The background you provide on the piece informs it well. And a viewer could deduce the piece was made by a fascination with simple formal relationships. This to me is the backstory, and the meta-narrative.


Thanks for the comments. My understanding was that generative was synonymous with algorithmic/programmatic. Was not aware of op art but I certainly see the connection.


I played with this a little more. And, it likely is more generative than my first impression. Especially the Spiral example that seems to transform the composition almost autonomously. Not sure how serious you are about it, but I think it's definitely some of the better programatic art I have seen, speaking from a fine art/academic perspective here. It's very reductive and simple, and deals with some very basic relationships in visually powerful ways. Best of luck. Good share!


The spiral mode was discovered entirely by accident, when I introduced a bug into the translation/rotation code. What you see when first entering the mode (or using the o6 preset) is pretty much exactly what I saw then. I sat there giggling uncontrollably; it was so bizarre and unexpected, yet compelling. In that sense I would agree that it is the most generative mode. From there I continued developing the tools to modulate and navigate it to find other interesting parts. I realized it was becoming a kind of fractal viewer.

I don't have a formal background in art, but based on what I have seen in this area, I do think the project is somewhat novel and worthy of interest, and I have ideas about how it could be adapted into an interactive gallery installation (each mode projected onto a different wall, each with a custom physical control panel). I have hesitated to share it so far because of a few issues on the technical side (untenable framerate on slower machines, UI is broken on mobile). I'm also not sure the UX is dialed, I want it to be minimal and somewhat mysterious, inviting the user to play with the controls, but not so cryptic that they give up before seeing what it can do, hence the somewhat inelegant tutorial bubbles (I started with a simple pulsing glow on certain buttons but people didn't even notice it).

If you have any suggestions or thoughts on these matters I would be all ears :) jamesrowen@gmail.com


I’m not an art history major, but why does a work of art require a backstory? Or a meta-story? Why is a screensaver not “real” art? It seems so limiting. That’s a beautiful painting and the painter is very talented, but there is no existential dread evident in the brush strokes, no social commentary on the intersection between class warfare and feminism, so it’s not “real art”. Who makes these rules?

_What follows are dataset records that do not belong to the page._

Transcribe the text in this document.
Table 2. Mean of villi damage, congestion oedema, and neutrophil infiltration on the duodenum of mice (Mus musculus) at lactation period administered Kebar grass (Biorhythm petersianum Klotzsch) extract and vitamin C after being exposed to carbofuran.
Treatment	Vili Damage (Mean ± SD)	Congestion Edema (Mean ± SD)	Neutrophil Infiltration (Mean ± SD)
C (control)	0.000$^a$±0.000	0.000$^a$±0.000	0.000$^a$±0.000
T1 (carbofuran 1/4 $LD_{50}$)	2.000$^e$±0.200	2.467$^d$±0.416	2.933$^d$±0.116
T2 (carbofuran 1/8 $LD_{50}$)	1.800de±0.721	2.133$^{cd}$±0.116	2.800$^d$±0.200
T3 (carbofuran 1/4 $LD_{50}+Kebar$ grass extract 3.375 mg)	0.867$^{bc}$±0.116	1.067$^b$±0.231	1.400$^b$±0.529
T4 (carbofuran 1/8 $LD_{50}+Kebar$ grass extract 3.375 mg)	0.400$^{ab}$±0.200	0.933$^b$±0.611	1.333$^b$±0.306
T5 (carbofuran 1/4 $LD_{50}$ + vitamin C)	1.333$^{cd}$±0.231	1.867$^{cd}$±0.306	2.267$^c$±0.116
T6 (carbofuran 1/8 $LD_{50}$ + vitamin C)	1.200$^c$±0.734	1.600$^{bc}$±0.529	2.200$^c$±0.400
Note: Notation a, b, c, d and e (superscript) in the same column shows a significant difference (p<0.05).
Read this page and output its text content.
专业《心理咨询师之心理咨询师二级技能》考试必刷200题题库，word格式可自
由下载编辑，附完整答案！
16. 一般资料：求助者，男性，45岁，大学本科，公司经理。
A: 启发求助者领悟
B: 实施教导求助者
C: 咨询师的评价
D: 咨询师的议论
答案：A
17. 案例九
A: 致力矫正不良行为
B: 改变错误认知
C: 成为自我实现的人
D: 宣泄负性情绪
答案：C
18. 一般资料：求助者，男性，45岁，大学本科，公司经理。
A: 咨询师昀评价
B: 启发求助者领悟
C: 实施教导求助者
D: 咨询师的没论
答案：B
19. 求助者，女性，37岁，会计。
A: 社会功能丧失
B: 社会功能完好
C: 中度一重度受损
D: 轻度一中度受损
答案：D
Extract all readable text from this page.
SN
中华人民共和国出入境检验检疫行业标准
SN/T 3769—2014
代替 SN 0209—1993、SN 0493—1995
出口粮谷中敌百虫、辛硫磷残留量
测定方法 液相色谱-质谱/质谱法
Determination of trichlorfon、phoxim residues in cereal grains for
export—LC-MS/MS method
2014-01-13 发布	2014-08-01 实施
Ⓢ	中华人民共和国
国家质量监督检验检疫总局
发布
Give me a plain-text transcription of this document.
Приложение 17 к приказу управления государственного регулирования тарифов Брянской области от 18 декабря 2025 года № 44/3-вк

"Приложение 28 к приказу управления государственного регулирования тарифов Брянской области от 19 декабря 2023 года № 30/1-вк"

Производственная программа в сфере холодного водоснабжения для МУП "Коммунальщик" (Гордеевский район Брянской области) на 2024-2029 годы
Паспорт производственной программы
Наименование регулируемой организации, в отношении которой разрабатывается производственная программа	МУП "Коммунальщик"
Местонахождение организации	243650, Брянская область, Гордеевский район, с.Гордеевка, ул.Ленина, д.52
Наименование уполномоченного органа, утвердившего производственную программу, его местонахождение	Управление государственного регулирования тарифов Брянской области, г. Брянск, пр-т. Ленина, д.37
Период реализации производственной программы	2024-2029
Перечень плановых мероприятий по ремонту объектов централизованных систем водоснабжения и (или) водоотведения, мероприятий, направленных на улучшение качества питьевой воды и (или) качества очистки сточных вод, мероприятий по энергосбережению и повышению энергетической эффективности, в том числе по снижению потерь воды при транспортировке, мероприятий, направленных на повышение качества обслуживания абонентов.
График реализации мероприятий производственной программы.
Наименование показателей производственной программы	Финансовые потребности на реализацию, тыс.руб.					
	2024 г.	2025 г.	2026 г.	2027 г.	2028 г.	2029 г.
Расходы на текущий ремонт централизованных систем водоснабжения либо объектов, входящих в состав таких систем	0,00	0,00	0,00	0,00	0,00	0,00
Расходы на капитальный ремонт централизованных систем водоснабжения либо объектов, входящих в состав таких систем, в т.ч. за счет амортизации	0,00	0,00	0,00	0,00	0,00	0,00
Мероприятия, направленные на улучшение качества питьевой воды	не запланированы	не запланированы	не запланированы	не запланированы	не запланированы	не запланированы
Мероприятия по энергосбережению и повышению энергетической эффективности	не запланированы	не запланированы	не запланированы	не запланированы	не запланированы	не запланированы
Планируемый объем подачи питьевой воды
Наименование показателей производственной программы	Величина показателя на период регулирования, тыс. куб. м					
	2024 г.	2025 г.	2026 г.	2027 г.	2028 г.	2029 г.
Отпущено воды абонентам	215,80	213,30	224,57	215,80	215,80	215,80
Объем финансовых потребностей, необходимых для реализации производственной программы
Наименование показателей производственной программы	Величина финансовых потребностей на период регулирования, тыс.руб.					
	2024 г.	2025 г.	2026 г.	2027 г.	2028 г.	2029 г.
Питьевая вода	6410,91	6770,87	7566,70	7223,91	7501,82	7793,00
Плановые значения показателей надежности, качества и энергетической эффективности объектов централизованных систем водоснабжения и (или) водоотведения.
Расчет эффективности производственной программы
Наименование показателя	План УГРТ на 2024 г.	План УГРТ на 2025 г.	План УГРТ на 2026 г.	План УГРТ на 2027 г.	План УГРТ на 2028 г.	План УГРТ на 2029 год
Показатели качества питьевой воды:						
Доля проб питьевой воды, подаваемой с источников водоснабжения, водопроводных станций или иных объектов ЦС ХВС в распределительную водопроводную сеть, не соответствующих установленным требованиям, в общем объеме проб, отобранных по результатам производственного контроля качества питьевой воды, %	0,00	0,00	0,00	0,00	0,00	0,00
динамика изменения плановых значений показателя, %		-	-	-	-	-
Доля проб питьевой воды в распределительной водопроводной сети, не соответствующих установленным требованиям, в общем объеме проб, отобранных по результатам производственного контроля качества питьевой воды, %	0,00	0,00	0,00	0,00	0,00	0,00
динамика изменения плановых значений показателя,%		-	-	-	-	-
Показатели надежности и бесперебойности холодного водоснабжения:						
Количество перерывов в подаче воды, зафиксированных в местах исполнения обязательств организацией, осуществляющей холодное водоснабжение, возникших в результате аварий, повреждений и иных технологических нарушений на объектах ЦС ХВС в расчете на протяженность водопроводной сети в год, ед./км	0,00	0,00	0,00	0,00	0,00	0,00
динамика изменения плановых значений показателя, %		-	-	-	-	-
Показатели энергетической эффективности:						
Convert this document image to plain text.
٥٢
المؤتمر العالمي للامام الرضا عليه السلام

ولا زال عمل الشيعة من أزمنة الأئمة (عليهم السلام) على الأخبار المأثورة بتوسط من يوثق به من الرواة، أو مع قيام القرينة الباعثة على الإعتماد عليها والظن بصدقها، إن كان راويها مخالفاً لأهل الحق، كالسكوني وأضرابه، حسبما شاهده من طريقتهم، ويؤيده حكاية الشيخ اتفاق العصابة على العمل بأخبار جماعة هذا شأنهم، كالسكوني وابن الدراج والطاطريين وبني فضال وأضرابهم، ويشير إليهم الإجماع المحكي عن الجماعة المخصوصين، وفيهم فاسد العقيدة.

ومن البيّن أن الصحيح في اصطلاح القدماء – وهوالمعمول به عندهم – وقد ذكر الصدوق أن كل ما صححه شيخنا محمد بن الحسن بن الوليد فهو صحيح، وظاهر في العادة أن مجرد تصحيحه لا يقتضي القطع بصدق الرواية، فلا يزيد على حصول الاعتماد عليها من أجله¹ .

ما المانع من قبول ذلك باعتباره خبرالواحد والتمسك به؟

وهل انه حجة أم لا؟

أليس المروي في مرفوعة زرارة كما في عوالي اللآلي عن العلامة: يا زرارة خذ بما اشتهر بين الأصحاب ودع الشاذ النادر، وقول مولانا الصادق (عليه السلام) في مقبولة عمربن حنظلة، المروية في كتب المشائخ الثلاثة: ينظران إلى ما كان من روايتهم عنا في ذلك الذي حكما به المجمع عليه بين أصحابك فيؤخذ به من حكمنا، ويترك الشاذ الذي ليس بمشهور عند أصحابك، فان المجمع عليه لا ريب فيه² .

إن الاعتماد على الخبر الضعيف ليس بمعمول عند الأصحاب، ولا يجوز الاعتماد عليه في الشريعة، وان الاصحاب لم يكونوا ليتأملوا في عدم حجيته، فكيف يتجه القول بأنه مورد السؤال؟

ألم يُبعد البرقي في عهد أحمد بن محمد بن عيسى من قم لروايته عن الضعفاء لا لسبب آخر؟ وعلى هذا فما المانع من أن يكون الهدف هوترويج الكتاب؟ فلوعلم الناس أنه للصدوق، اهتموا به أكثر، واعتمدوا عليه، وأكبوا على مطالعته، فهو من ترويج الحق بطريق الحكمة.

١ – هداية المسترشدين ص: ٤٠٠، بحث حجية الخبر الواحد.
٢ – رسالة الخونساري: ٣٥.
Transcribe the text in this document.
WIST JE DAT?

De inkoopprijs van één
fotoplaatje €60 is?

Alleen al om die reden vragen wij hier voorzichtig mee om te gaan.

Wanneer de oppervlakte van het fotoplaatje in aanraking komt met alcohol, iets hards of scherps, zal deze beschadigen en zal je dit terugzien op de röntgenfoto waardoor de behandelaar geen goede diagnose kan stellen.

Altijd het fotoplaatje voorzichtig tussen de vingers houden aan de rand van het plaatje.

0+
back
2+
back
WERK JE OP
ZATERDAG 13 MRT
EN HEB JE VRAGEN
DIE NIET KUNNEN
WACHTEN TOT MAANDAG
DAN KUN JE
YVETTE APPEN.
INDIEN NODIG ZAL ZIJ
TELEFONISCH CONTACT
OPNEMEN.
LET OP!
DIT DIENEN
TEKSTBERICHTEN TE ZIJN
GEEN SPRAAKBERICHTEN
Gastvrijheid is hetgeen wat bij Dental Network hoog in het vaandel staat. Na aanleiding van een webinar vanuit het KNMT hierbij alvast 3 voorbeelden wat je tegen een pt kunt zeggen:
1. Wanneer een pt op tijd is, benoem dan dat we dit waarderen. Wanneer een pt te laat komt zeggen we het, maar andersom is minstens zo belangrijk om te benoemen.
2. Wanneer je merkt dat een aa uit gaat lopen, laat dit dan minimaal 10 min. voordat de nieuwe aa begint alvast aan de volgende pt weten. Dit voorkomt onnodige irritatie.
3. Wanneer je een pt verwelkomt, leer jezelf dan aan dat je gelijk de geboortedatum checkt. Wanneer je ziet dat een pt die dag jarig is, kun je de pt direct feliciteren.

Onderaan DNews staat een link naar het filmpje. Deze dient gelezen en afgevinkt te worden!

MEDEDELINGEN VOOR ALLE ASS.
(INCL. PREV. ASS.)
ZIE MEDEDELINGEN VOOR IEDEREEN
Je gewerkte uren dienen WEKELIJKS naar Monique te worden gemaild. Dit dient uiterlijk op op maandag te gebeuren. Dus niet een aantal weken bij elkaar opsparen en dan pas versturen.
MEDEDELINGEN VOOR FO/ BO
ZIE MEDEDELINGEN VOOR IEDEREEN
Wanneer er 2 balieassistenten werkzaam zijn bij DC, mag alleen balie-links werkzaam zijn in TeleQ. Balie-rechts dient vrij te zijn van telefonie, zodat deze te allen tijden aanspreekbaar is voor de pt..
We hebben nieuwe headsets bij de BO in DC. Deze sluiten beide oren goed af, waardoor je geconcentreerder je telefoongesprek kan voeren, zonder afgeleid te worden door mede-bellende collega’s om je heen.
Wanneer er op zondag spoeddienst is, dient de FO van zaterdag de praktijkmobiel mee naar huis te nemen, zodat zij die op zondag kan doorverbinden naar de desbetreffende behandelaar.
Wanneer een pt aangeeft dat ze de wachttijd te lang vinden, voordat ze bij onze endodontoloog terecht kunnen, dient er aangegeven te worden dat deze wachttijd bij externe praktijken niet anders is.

It’s like when you hear a young pianist play Liszt perfectly or a Rachmaninov piece better than Rachmaninov did, and the critics say, “Well there was no emotion there, no struggle—she has a long way to go.” Bullshit! It was great! Why can’t art just be appreciated itself, without all this “story” baggage?


Of course, if you like it, that's really all that matters. But art history, and contemporary art, are not really determined by polling the audience for what's liked most. Instead it's determined by those who have made it their passion to understand what makes great art and drives great artists. And they are able to agree on what makes it into art history (at least the Anglo American version) pretty well, for better or worse.


Why can’t art just be appreciated itself, without all this “story” baggage?

I think art expresses something inside a person. Sometimes, people find it meaningful on its own. Sometimes they don't and understanding can be enhanced by "story" or whatever.

Kind of a case of sometimes words get in the way and sometimes words help bridge the gap between two minds.

/random internet stranger who didn't actually read the article, just your comment


> Why can’t art just be appreciated itself, without all this “story” baggage?

Because that eliminates the in-group, experts, elite, etc. Hence all the "rules" and terms like "outsider art", etc


You can similarly ask, 'how could art exist without "in-group, experts, elite, etc."'? Why in the world would anyone create all these bizarre objects?